We can imagine the emotions felt by the locals as they sought refuge here from pirates in ages past, and we can hear the joyous music from the traditional festivals. Remnants of the island’s industrial past can also be found here: one can still see traces of metal ore in the chiseled rocks, and the tunnels unfold into secret passages that we will never know, leading to now abandoned and rusty steps/piers above the sea. The ruins of the main buildings of the old mining company stand in Lefkes as ghosts. They had impressed the locals so much, they were called “spitares” (great houses).

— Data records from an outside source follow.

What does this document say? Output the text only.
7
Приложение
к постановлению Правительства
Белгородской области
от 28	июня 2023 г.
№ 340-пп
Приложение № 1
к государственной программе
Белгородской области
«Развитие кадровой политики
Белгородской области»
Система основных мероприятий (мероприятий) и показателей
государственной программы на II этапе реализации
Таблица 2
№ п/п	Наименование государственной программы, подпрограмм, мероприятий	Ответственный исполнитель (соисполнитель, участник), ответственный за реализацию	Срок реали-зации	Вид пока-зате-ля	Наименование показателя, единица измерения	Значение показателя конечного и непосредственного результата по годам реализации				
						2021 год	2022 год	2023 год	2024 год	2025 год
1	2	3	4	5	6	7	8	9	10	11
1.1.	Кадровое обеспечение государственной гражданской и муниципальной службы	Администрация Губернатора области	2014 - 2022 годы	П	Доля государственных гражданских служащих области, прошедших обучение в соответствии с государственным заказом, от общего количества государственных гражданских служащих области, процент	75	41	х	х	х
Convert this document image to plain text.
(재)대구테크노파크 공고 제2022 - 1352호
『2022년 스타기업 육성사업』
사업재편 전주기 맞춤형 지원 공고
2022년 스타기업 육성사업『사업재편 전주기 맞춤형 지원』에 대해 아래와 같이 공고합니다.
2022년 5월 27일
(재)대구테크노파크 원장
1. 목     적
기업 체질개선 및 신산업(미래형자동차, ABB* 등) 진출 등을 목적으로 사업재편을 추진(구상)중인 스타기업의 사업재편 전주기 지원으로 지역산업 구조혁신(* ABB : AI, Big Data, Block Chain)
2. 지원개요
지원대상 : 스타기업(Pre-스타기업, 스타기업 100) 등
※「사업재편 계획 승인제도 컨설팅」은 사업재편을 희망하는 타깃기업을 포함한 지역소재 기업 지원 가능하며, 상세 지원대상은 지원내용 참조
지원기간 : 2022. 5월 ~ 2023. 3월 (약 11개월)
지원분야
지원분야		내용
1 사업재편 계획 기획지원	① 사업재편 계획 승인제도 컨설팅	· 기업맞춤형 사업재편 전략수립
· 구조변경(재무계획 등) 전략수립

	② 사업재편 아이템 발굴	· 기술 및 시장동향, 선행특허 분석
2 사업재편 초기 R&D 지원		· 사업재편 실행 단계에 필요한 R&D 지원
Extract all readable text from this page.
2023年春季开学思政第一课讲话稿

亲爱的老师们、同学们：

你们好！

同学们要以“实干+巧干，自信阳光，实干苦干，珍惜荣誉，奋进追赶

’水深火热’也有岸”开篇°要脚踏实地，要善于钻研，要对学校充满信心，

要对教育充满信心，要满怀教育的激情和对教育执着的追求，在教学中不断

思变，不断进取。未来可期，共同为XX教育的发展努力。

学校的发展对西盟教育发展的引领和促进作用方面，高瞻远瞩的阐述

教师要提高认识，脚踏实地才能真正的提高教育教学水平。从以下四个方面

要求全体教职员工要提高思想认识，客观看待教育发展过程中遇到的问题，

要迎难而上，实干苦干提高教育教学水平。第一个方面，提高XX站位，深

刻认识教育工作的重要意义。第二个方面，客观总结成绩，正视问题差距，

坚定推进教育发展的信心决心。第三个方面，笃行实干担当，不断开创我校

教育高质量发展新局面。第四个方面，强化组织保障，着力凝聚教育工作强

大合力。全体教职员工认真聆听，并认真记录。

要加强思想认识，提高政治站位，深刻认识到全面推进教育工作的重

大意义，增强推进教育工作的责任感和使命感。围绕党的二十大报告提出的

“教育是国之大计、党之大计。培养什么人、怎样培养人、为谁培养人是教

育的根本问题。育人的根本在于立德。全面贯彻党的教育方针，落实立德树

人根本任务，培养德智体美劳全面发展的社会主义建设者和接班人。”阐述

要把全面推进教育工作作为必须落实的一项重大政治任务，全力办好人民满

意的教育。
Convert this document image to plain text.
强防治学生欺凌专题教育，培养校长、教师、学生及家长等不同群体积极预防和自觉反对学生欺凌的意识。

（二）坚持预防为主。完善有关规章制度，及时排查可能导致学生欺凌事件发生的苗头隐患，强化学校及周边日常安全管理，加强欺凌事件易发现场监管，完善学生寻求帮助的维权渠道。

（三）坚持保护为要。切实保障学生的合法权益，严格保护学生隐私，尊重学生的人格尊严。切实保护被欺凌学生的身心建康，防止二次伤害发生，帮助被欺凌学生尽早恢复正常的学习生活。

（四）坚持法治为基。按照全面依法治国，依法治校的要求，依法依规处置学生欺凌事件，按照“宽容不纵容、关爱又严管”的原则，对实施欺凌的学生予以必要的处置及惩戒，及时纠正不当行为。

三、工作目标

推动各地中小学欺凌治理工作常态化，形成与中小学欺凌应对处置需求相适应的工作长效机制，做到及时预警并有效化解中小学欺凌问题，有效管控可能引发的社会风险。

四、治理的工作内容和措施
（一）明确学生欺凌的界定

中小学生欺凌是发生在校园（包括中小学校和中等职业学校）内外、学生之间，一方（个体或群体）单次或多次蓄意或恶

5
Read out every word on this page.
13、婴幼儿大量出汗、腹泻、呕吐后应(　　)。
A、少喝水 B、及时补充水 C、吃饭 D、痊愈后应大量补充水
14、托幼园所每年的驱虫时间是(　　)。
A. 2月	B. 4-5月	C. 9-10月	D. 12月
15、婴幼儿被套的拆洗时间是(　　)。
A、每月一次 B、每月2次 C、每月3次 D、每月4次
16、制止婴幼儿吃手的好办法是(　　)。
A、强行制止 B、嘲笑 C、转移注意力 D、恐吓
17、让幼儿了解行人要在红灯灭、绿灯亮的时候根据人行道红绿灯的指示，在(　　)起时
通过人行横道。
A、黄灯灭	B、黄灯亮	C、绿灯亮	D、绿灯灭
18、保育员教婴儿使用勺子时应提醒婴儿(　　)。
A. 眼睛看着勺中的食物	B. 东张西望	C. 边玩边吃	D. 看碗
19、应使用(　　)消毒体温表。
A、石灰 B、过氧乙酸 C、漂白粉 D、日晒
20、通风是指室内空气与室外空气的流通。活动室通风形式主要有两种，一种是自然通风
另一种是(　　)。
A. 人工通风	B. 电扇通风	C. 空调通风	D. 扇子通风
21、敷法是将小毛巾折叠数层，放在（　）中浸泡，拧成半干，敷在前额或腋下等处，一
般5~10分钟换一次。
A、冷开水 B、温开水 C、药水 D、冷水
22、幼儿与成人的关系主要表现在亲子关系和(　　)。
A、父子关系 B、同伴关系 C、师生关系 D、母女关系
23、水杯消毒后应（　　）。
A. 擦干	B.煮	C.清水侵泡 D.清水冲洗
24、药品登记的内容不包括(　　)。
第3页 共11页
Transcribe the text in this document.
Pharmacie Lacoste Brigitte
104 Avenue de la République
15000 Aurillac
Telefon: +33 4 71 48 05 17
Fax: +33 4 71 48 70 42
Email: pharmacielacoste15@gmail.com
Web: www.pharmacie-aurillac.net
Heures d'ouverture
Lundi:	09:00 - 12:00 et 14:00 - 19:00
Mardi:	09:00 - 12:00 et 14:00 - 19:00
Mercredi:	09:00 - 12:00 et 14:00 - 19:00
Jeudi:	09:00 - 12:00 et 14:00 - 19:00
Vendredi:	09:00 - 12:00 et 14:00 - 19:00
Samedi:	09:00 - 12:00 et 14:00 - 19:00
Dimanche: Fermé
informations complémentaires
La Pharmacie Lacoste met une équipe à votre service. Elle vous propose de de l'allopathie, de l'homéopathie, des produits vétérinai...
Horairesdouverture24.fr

At the little bay of Agia Eirini we come across a microcosm in the early evening, composed of a seafood taverna, a café-bar and a small clothing boutique called Aneme. Its owners, Aria and Nicholas, welcome us to their island kingdom, where the winds do not blow and, as we learn, the sea is packed with moored yachts in the summer. That same evening at a wedding reception at Detzi’s taverna, a singer-violinist and Detzi himself playing the lute, showcase their music loudly, passionately, and with soul. The island songs they play and improvise have a rough quality, something from the old Kythnos that is gradually fading.
The next day, the bright morning sun shines its cheerful rays on the bay of Panagia Kanala, emanating a revitalizing light. A pine tree forest hangs above the crystalline waters, and wandering around the small, peaceful houses of the settlement, we stop at Antonides for a dip, a dreamy beach with the islet Piperi floating in the distance. Later, at the local taverna Archipelagos, we indulge in amazing local cuisine; at Gaidouromantra beach we find another dose of Cycladic exoticism, and in Naoussa we spy the seaside chapel of Agios Ioannis Eleimonas (Saint John the Merciful), standing like a lighthouse on a peninsula, connected to the island via a small cement bridge.
The myths of the castle
All the landscapes of Kythnos are magical, but we never expected what was waiting above, on a windswept cliff in the northern part of the island. There, at the Venetian castle of Oria, an awe-inspiring land evoking medieval mythology awaited. We observe the cliffs falling into the sunset and the Kythnos – Tzia strait with bated breath. Gazing over Sklavos beach, 200 meters below, we imagine stories of knights and seamen from the Middle Ages. Walking as if hypnotized through the ruins of this Venetian town, we cross the remnants of small squares, stores, houses and chapels, packed within the stone walls perched on the island’s peak, floating above the tempests and the ships sailing the blue waters below.
On our last day we visit Loutra, the seaside village known for its hot springs that have been popular since the age of Queen Amalia. The former tourist bath facilities (designed by Hans Christian Hansen and Ernst Schiller) and the Xenia hotel, abandoned for some time now, are being prepared for a second lease of life in the hands of an Israeli businessman. During our discussion in the settlement’s marina he speaks with love about Kythnos where, as he says, he found the old, authentic Greece. Next to us, the sailing yachts come and go non-stop. Loutra and the nearby Agia Eirini have always been refuges for seamen from the wild waters of the Cavo d’Oro.
The following morning, sailing into its gusty, wavy waters, with a crisp northerly wind dancing on the return ferry, it seems as if the castle of Oria is watching our every move. Nestled on the cliffs, it surveys the entire open sea, certain that only those who respect and understand its history will visit it. Stretching out below, Kythnos seems innocent and pure – one of the last paradises in the Aegean.